Attorney General, A.J. Nicholson Explains the State of Public Emergency Declared by The Governor General


Under our Constitution, the Governor-General may issue a Proclamation declaring a State of Public Emergency in certain instances. For example, where a hurricane is about to strike or has struck, the Prime Minister may advise the Governor General to issue such a Proclamation, specifically for the purposes of the protection and the preservation of life and property.
This is to enable the authorities to better to carry out their duties in these circumstances. The Proclamation, according to the Constitution, should be issued for one month. However, it may be revoked before the one-month period because the situation may change.
Again, if there is a threat of rioting and looting, – and you know in our circumstances here in Jamaica, we have had a history, sadly, of looting – then the Prime Minister would be duty bound to ask the Governor-General to give these extra powers to the security forces, and other authorities to enable them to prevent these mishaps and these occurrences.
One thing we must always bear in mind is that these powers that are given to the authorities, must be exercised only for what is required for such protection of life and property. No rights are to be curtailed other than for the protection and preservation of life and property.

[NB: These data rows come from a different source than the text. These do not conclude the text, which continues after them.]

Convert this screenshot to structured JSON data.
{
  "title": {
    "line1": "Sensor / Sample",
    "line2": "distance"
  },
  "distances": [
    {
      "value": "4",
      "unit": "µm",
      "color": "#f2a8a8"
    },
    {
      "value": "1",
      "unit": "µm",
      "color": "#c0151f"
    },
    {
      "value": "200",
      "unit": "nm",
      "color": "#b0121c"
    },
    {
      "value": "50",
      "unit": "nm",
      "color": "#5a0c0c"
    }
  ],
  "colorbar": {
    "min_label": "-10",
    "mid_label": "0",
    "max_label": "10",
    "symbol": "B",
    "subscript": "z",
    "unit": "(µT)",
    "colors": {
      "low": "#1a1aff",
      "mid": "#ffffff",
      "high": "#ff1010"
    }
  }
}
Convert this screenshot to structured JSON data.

For example, to prevent persons from going into a dangerous zone, a place that has been cut off, normally that person would have freedom of movement. However, even for the preservation of that person’s own life, the security forces may prevent that person from doing that. If there is an imminent danger or threat for example, of looting or if there is reasonable suspicion that that is to take place, the security forces may very well curtail the movement of persons for specific periods.

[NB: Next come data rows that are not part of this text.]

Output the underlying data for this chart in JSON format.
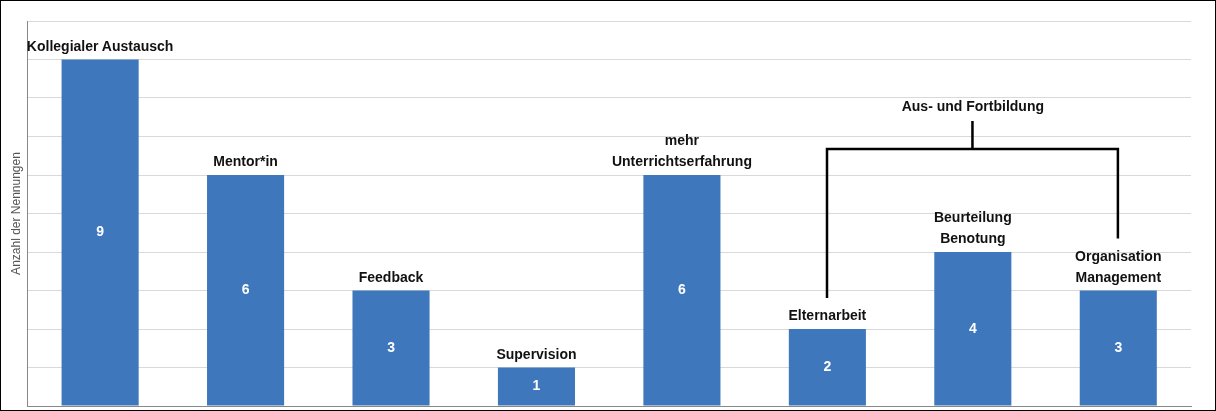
{
  "chart_data": {
    "type": "bar",
    "ylabel": "Anzahl der Nennungen",
    "categories": [
      "Kollegialer Austausch",
      "Mentor*in",
      "Feedback",
      "Supervision",
      "mehr\nUnterrichtserfahrung",
      "Elternarbeit",
      "Beurteilung\nBenotung",
      "Organisation\nManagement"
    ],
    "values": [
      9,
      6,
      3,
      1,
      6,
      2,
      4,
      3
    ],
    "color": "#3f77bc",
    "ylim": [
      0,
      10
    ],
    "yticks": [
      0,
      1,
      2,
      3,
      4,
      5,
      6,
      7,
      8,
      9,
      10
    ],
    "grid": "y",
    "tick_labels": false,
    "data_labels": true,
    "annotations": [
      "Aus- und Fortbildung"
    ]
  }
}
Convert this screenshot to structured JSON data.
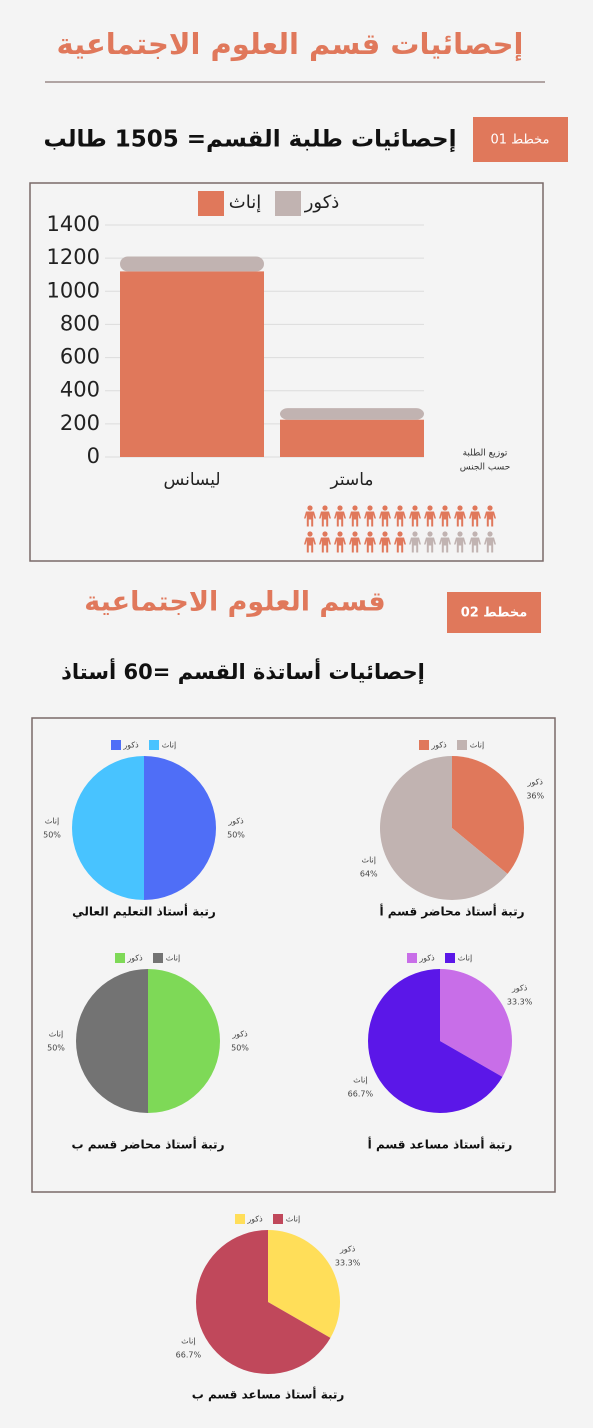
{
  "header": {
    "title": "إحصائيات قسم العلوم الاجتماعية"
  },
  "section1": {
    "badge": "مخطط 01",
    "heading": "إحصائيات طلبة القسم= 1505 طالب",
    "note": [
      "توزيع الطلبة",
      "حسب الجنس"
    ]
  },
  "section2": {
    "badge": "مخطط 02",
    "title": "قسم العلوم الاجتماعية",
    "heading": "إحصائيات أساتذة القسم =60 أستاذ"
  },
  "chart_data": [
    {
      "type": "bar",
      "stacked": true,
      "categories": [
        "ليسانس",
        "ماستر"
      ],
      "series": [
        {
          "name": "إناث",
          "color": "#e0785b",
          "values": [
            1120,
            225
          ]
        },
        {
          "name": "ذكور",
          "color": "#c1b3b1",
          "values": [
            90,
            70
          ]
        }
      ],
      "ylim": [
        0,
        1400
      ],
      "yticks": [
        0,
        200,
        400,
        600,
        800,
        1000,
        1200,
        1400
      ],
      "grid": true
    },
    {
      "type": "pie",
      "title": "رتبة أستاذ التعليم العالي",
      "categories": [
        "ذكور",
        "إناث"
      ],
      "values": [
        50,
        50
      ],
      "value_labels": [
        "50%",
        "50%"
      ],
      "colors": [
        "#4f6ef7",
        "#48c3ff"
      ]
    },
    {
      "type": "pie",
      "title": "رتبة أستاذ محاضر قسم أ",
      "categories": [
        "ذكور",
        "إناث"
      ],
      "values": [
        36,
        64
      ],
      "value_labels": [
        "36%",
        "64%"
      ],
      "colors": [
        "#e0785b",
        "#c1b3b1"
      ]
    },
    {
      "type": "pie",
      "title": "رتبة أستاذ محاضر قسم ب",
      "categories": [
        "ذكور",
        "إناث"
      ],
      "values": [
        50,
        50
      ],
      "value_labels": [
        "50%",
        "50%"
      ],
      "colors": [
        "#7ed957",
        "#737373"
      ]
    },
    {
      "type": "pie",
      "title": "رتبة أستاذ مساعد قسم أ",
      "categories": [
        "ذكور",
        "إناث"
      ],
      "values": [
        33.3,
        66.7
      ],
      "value_labels": [
        "33.3%",
        "66.7%"
      ],
      "colors": [
        "#c86ee8",
        "#5b17e8"
      ]
    },
    {
      "type": "pie",
      "title": "رتبة أستاذ مساعد قسم ب",
      "categories": [
        "ذكور",
        "إناث"
      ],
      "values": [
        33.3,
        66.7
      ],
      "value_labels": [
        "33.3%",
        "66.7%"
      ],
      "colors": [
        "#ffde59",
        "#c0485b"
      ]
    }
  ]
}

But then, it is not only the security forces, who are enabled in these circumstances. Take those agencies of government that would have to clear roads, and open up closed communities and the like, they might have to commandeer equipment that is owned by private citizens and this may be done in circumstances in which otherwise, you would not be able to prevent a person from using his property even temporarily. So in these circumstances, you would be able to get supplies, for example, for ODPEM to get supplies to persons in a district that is cut off, they might need extra powers to be able to do that.

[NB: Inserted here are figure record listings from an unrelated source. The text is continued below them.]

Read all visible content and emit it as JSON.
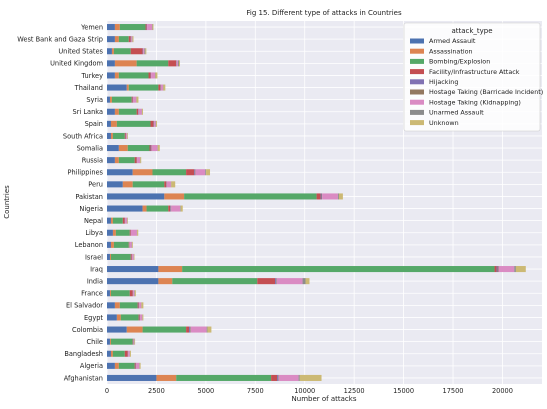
{
  "chart_data": {
    "type": "bar",
    "orientation": "horizontal",
    "stacked": true,
    "title": "Fig 15. Different type of attacks in Countries",
    "xlabel": "Number of attacks",
    "ylabel": "Countries",
    "xlim": [
      0,
      22000
    ],
    "xticks": [
      0,
      2500,
      5000,
      7500,
      10000,
      12500,
      15000,
      17500,
      20000
    ],
    "grid": true,
    "legend_title": "attack_type",
    "legend_position": "top-right",
    "categories": [
      "Afghanistan",
      "Algeria",
      "Bangladesh",
      "Chile",
      "Colombia",
      "Egypt",
      "El Salvador",
      "France",
      "India",
      "Iraq",
      "Israel",
      "Lebanon",
      "Libya",
      "Nepal",
      "Nigeria",
      "Pakistan",
      "Peru",
      "Philippines",
      "Russia",
      "Somalia",
      "South Africa",
      "Spain",
      "Sri Lanka",
      "Syria",
      "Thailand",
      "Turkey",
      "United Kingdom",
      "United States",
      "West Bank and Gaza Strip",
      "Yemen"
    ],
    "series": [
      {
        "name": "Armed Assault",
        "color": "#4c72b0",
        "values": [
          2500,
          400,
          200,
          150,
          1000,
          500,
          400,
          150,
          2600,
          2600,
          150,
          200,
          300,
          200,
          1800,
          2900,
          800,
          1300,
          400,
          600,
          200,
          200,
          400,
          150,
          1000,
          400,
          400,
          250,
          400,
          400
        ]
      },
      {
        "name": "Assassination",
        "color": "#dd8452",
        "values": [
          1000,
          200,
          100,
          50,
          800,
          200,
          250,
          50,
          700,
          1200,
          50,
          150,
          150,
          100,
          200,
          1000,
          500,
          1000,
          200,
          450,
          100,
          300,
          200,
          100,
          100,
          200,
          1100,
          100,
          200,
          250
        ]
      },
      {
        "name": "Bombing/Explosion",
        "color": "#55a868",
        "values": [
          4800,
          800,
          600,
          1100,
          2200,
          900,
          900,
          950,
          4300,
          15800,
          1000,
          750,
          700,
          500,
          1100,
          6700,
          1600,
          1700,
          800,
          1100,
          600,
          1700,
          900,
          1000,
          1500,
          1500,
          1600,
          850,
          500,
          1300
        ]
      },
      {
        "name": "Facility/Infrastructure Attack",
        "color": "#c44e52",
        "values": [
          300,
          50,
          150,
          30,
          150,
          50,
          50,
          150,
          900,
          100,
          50,
          30,
          40,
          100,
          100,
          200,
          100,
          400,
          100,
          50,
          50,
          150,
          80,
          50,
          100,
          100,
          400,
          600,
          100,
          50
        ]
      },
      {
        "name": "Hijacking",
        "color": "#8172b3",
        "values": [
          60,
          20,
          10,
          10,
          60,
          20,
          20,
          10,
          60,
          50,
          10,
          10,
          10,
          10,
          30,
          50,
          20,
          40,
          10,
          30,
          10,
          20,
          20,
          20,
          20,
          20,
          20,
          20,
          20,
          20
        ]
      },
      {
        "name": "Hostage Taking (Barricade Incident)",
        "color": "#937860",
        "values": [
          30,
          10,
          10,
          10,
          30,
          10,
          10,
          10,
          30,
          50,
          10,
          10,
          10,
          10,
          20,
          30,
          10,
          30,
          10,
          20,
          10,
          10,
          10,
          10,
          10,
          10,
          10,
          10,
          10,
          10
        ]
      },
      {
        "name": "Hostage Taking (Kidnapping)",
        "color": "#da8bc3",
        "values": [
          1000,
          150,
          80,
          30,
          800,
          100,
          100,
          60,
          1300,
          800,
          80,
          100,
          300,
          100,
          450,
          800,
          200,
          500,
          150,
          300,
          50,
          80,
          150,
          150,
          100,
          200,
          60,
          60,
          50,
          250
        ]
      },
      {
        "name": "Unarmed Assault",
        "color": "#8c8c8c",
        "values": [
          60,
          20,
          10,
          10,
          40,
          10,
          10,
          30,
          150,
          80,
          10,
          20,
          10,
          10,
          30,
          50,
          20,
          40,
          10,
          20,
          10,
          20,
          10,
          10,
          20,
          20,
          50,
          50,
          10,
          20
        ]
      },
      {
        "name": "Unknown",
        "color": "#ccb974",
        "values": [
          1100,
          50,
          50,
          30,
          200,
          50,
          100,
          50,
          200,
          500,
          30,
          40,
          60,
          30,
          100,
          200,
          200,
          200,
          50,
          100,
          30,
          50,
          50,
          100,
          100,
          100,
          50,
          50,
          50,
          50
        ]
      }
    ]
  }
}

It is in these circumstances that a State of Public Emergency is contemplated by the Constitution. It is for the protection of life and property, and to enable persons to get facilities and food and the like.
It is to reassure, but it is also the duty of the government to protect, and in circumstances such as these, in particular, where electricity is off, and in the dead of night persons may get up to untoward tricks. So that is why the Constitution contemplates that this can be done.